7 Deadly Sins of (Academic) Data Visualisation

I was recently asked to deliver a days training on scientific data visualisation. I spent a while scanning through papers to pull out what I see as the “7 deadly sins” of academic data visualisation (there are probably many more) .

These sins are rooted in a lack of time and training, an underestimation of the importance of data visualisation for conveying results and/or no real interest in producing good graphics. Frankly these reasons are perfectly understandable and I am not expecting academics to achieve excellence in design – that’s what graphic designers spend years perfecting. Instead, I am suggesting that we could all take a second look at our graphics in the light of these sins just to make sure they are easily understood and showcase the results of our hard earned analysis.

Rather than pick on anyone in particular, I have opted to feature my own published graphics here. I’m proud to say these are all a few years old now!

(1) The data dump

european migration

This is characterised by an attempt to show off the sheer volume or complexity of a dataset and manifests itself in overplotted points on graphs or enormous hairballs of interactions in network analysis. They often illicit an initial response of “oh wow that looks cool” but they are hard to understand. They make the point that the dataset is large and complex but that’s about it. The example above shows migration flows between countries in Europe. I picked it (and actually I don’t think it’s that bad) because it’s very hard to quantify interactions between countries amongst that mess of lines over France. Perhaps I could have used a chord diagram instead, or maybe small multiples for a selection of countries.

(2) 3D and (3) Duplication

duplication_3d

I’ve used this example – of the distribution of people with the surname “Pendleton” in Great Britain – to illustrate the sins of using 3D and duplicating information in two (or more) elements of the same figure. 3D plots take a lot of thought to work well in the static 2D environment of academic publications. You lose many of the benefits of the extra dimension since much of the data can become obscured or the sense of perspective screws up the perception of the increments along the axes. In my example you can see a series of humps over the areas of Britain where most of the Pendletons live – great! Except all the action north of the largest hump is lost.

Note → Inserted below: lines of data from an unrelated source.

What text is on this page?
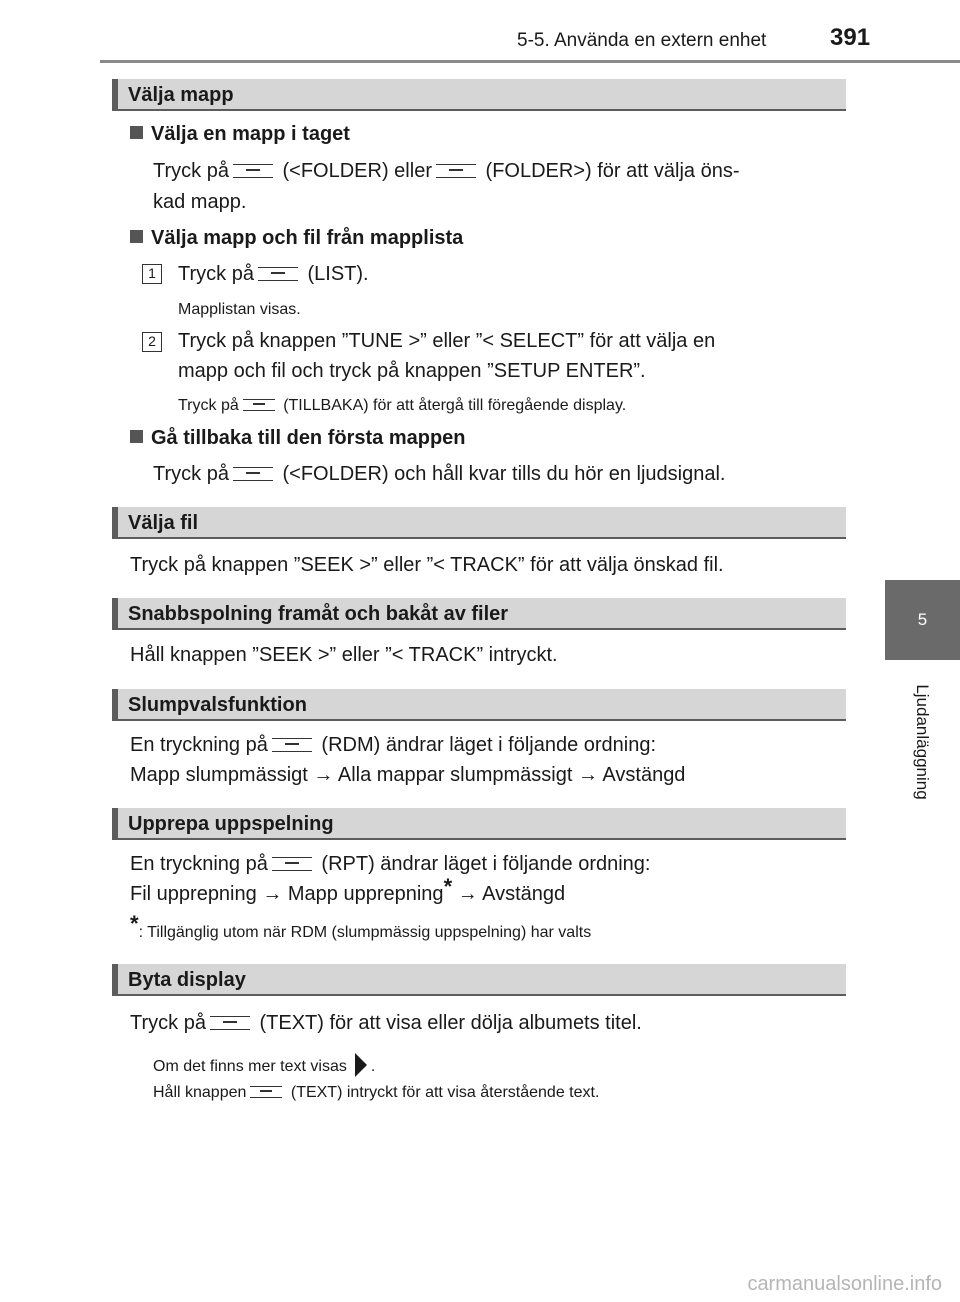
5-5. Använda en extern enhet	391
5
Ljudanläggning
Välja mapp
Välja en mapp i taget
Tryck på	(<FOLDER) eller	(FOLDER>) för att välja öns-
kad mapp.
Välja mapp och fil från mapplista
1	Tryck på	(LIST).
Mapplistan visas.
2	Tryck på knappen ”TUNE >” eller ”< SELECT” för att välja en
mapp och fil och tryck på knappen ”SETUP ENTER”.
Tryck på	(TILLBAKA) för att återgå till föregående display.
Gå tillbaka till den första mappen
Tryck på	(<FOLDER) och håll kvar tills du hör en ljudsignal.
Välja fil
Tryck på knappen ”SEEK >” eller ”< TRACK” för att välja önskad fil.
Snabbspolning framåt och bakåt av filer
Håll knappen ”SEEK >” eller ”< TRACK” intryckt.
Slumpvalsfunktion
En tryckning på	(RDM) ändrar läget i följande ordning:
Mapp slumpmässigt → Alla mappar slumpmässigt → Avstängd
Upprepa uppspelning
En tryckning på	(RPT) ändrar läget i följande ordning:
Fil upprepning → Mapp upprepning* → Avstängd
*: Tillgänglig utom när RDM (slumpmässig uppspelning) har valts
Byta display
Tryck på	(TEXT) för att visa eller dölja albumets titel.
Om det finns mer text visas .
Håll knappen	(TEXT) intryckt för att visa återstående text.
carmanualsonline.info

To account for this I therefore felt obliged to commit the 3rd sin – that of duplication – in order to convey the full distribution. Both show essentially the same data and 2D does it better. With so little space for figures in articles it is important that each one is working hard for you – if there are overlaps in content/ data then seek to combine them.

(4) Poor labeling

labelling

It is often the case that labels are left off graphics. Even the most basic scatter plot benefits from a label or two to highlight the most interesting data points. Well labelled plots make it much easier to explain the graphic in the caption or main text – it’s often the case that acyclovir captions are filled with directions for the reader “see upper left” , “bottom right” etc etc these can often be avoided with a few well placed labels. The maps above clearly need labels – both for context (see below)- but also to help with interpretation. Map D, for example, shows toponyms so it could really benefit from me highlighting a few points by labelling the toponym they represent.

(5) Colour

colour

I’m committing a multitude of sins with this map but I’d like to focus on colour. I think it’s still best to avoid colour where possible since black and white survives not just the printing but also the processing that journals often do to published graphics. As a rule rainbow colour palettes are pretty useless so should be avoided, as should colours that dominate (like my pink above). Certain disciplines seem to take a certain amount of pride in the number of colours they can cram on a graphic but people will struggle with more than 10. Try and keep the number of colours to a minimum, avoid clashes and take a look  at websites such as Color Brewer for inspiration/ advice.

If a paper features a series of graphics it’s good to keep the same colours throughout. For example if red equates to a high value in the first graphic the reader will automatically assume the same rule applies throughout. If the colours jump around then that can cause unnecessary confusion.

(6) Junk

junk

“Chart junk” comes in any forms but it can be defined as anything on the graphic that is surplus to requirements or that gets in the way of its interpretation. Every element of the graphic needs a purpose, if it doesn’t have one – beyond you thinking it looks “cool” – then it can be best avoided. The map above shows the results of a demographic regionalisation of Britain – all it needs to show is the different coloured areas. There is no real reason for adding the terrain data, which actually alters the colours of each of the regions. The journal required a graticule but I would suggest that can go and I’m not sure the labels for theatre bodies add much either. The administrative units shown as grey lines clash with the regional colours but I think they are useful here so if I did this map again I’d recolour and keep them.

(7) Insufficient Context

context

This refers to the need to orientate the reader to the part of the world you are studying (in the case of maps) and also to the orders of magnitude the data may be referring to. Labels can help a lot here as can inset maps/ graphics to show the entire data distribution or the part of a country the figure refers to. Most readers won’t know the study area as well as you do so they’ll need some help with orientation etc. The map above, for example would benefit from a box to show where Aldwych is on the main graphic to help link it to the inset and it also needs a sense of scale because the extent of the map could be 10 miles or 100 unless you are familiar with London.